# Winter time fishing in the Gulf



## DownSouthDave (Jul 29, 2014)

Now that summer has ended and winter is practically here, what is offshore fishing like right now? What will it be like for the next few months? What produces and what doesn't? Does anyone here kayak fish the gulf in the winter? Just wondering if it's worth trying to make a few trips. All input is welcome.


----------



## Tim_G (Feb 22, 2008)

Killer bottom fishing with no crowds in the winter. Just be aware of the cold water temps and be careful out there.


----------



## DownSouthDave (Jul 29, 2014)

Is trolling still productive in the winter? What beaches have the closest/most productive public numbers? How far are most of the reefs that are accessible by kayak? Any within 3 miles? Thanks for the info.


----------



## Realtor (Oct 1, 2007)

I have noticed the numbers of fish thin but the size of the remaining fish are larger.


----------



## jmunoz (Jan 11, 2012)

One word= FLOUNDER !


----------



## Loruna (Aug 3, 2013)

DownSouthDave said:


> Is trolling still productive in the winter? What beaches have the closest/most productive public numbers? How far are most of the reefs that are accessible by kayak? Any within 3 miles? Thanks for the info.



Here is a link to all public reefs from Pensacola to Destin, lots of options within 3 miles. You can save and open it in Google Earth and convert to a fishfinder.

https://drive.google.com/file/d/0Bxg20Yw3fa-vSGVKanNmTGhEclo3Nm95ZTNlTEFTeFUtdGRj/view


----------



## DownSouthDave (Jul 29, 2014)

HOLY CRAP, thanks for that. I've looked at the list before, but I was having trouble making heads or tails of it. 

And just to be clear, you mean I just grab the coordinates from google earth and plug them into my FF. There isn't an easy button or anything like that, I need to enter them manually?


----------



## jmunoz (Jan 11, 2012)

DownSouthDave said:


> HOLY CRAP, thanks for that. I've looked at the list before, but I was having trouble making heads or tails of it.
> 
> And just to be clear, you mean I just grab the coordinates from google earth and plug them into my FF. There isn't an easy button or anything like that, I need to enter them manually?

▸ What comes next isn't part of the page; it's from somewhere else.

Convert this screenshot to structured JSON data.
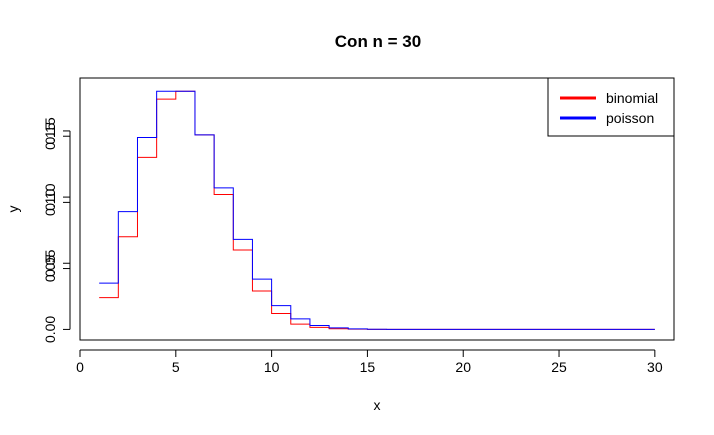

What kind of ff do you have?


----------



## DownSouthDave (Jul 29, 2014)

Lowrance elite-4 HDI


----------



## jmunoz (Jan 11, 2012)

Does it have a slot for a card?


----------



## hjorgan (Sep 30, 2007)

*I just went through this*



DownSouthDave said:


> Lowrance elite-4 HDI


I have an 8 HDI, you need to buy the computer software or find someone who has it (I do) then get them to burn you a chip that your Lowrance can read. 

The software is insight planner, and if I recall it's around 100 bucks. I used it to dump my Garmin numbers into the Lowrance.


----------



## Loruna (Aug 3, 2013)

You can download the file above then convert the Google Earth KMZ files to Lowrance if you have the slot for a card. 

Here are the directions.
http://www.kayakfishingmagazine.net...-earth-to-lowrance-fishfinder-conversion.html

Here is the free convert site.
http://www.gpsvisualizer.com/convert_input


----------



## DownSouthDave (Jul 29, 2014)

Thanks for the input fellas, i'll investigate this further once I get home. I don't think I will have a problem adding it, I already have a card in there.


----------



## JD7.62 (Feb 13, 2008)

Use GPSBabel, convert the .kmz (google earth) files to .USR (Lowrance), upload them to a card and put the card in your machine and youre good to go and its free!


----------



## Chapman5011 (Mar 7, 2013)

Keep in mind 55 degree winter water is a death wish if you get caught swimming in it for a while.


----------



## Mainsailman (Jan 5, 2013)

Chapman5011 said:


> Keep in mind 55 degree winter water is a death wish if you get caught swimming in it for a while.



Take it from someone who grew up on the left coast where the water was only 55 during the height of the summer months....55 degree water sucks fast!:thumbsup:


----------



## jmunoz (Jan 11, 2012)

DownSouthDave said:


> Thanks for the input fellas, i'll investigate this further once I get home. I don't think I will have a problem adding it, I already have a card in there.


If you cant figure it out bring it to me and ill load it up for you.


----------



## JD7.62 (Feb 13, 2008)

And one thing about winter fishing most people dont realize is the north wind. It may look nice on the beach, heck even the wind may not seem bad. BUT before you know it youre a mile out and the wind will be ripping and it will be down right nasty!I fish alone often during the warmer months but will NOT fish alone with a north wind.


----------



## boomyak (Mar 21, 2014)

DownSouthDave said:


> HOLY CRAP, thanks for that. I've looked at the list before, but I was having trouble making heads or tails of it.
> 
> And just to be clear, you mean I just grab the coordinates from google earth and plug them into my FF. There isn't an easy button or anything like that, I need to enter them manually?


Go to this post: http://www.pensacolafishingforum.com/f25/free-gps-fishing-numbers-downloads-437753/ it was put up recently in the reefs and wrecks section.


Pretty much as easy button as it gets. I had never loaded a card or put in numbers and it was super easy. Download the file, put it in the memory card, insert in FF and turn it on. My lowrance automatically prompts to load the file. No conversion necessary. The file foxtrotuniform put up has multiple types of GPS file formats in it.


EDIT: One thing I did have an issue with: make sure the file on the memory card is NOT in a folder or sub directory and clear the other unnecessary files off it. Also, it has to be 2GB or smaller (for my lowrance at least)


----------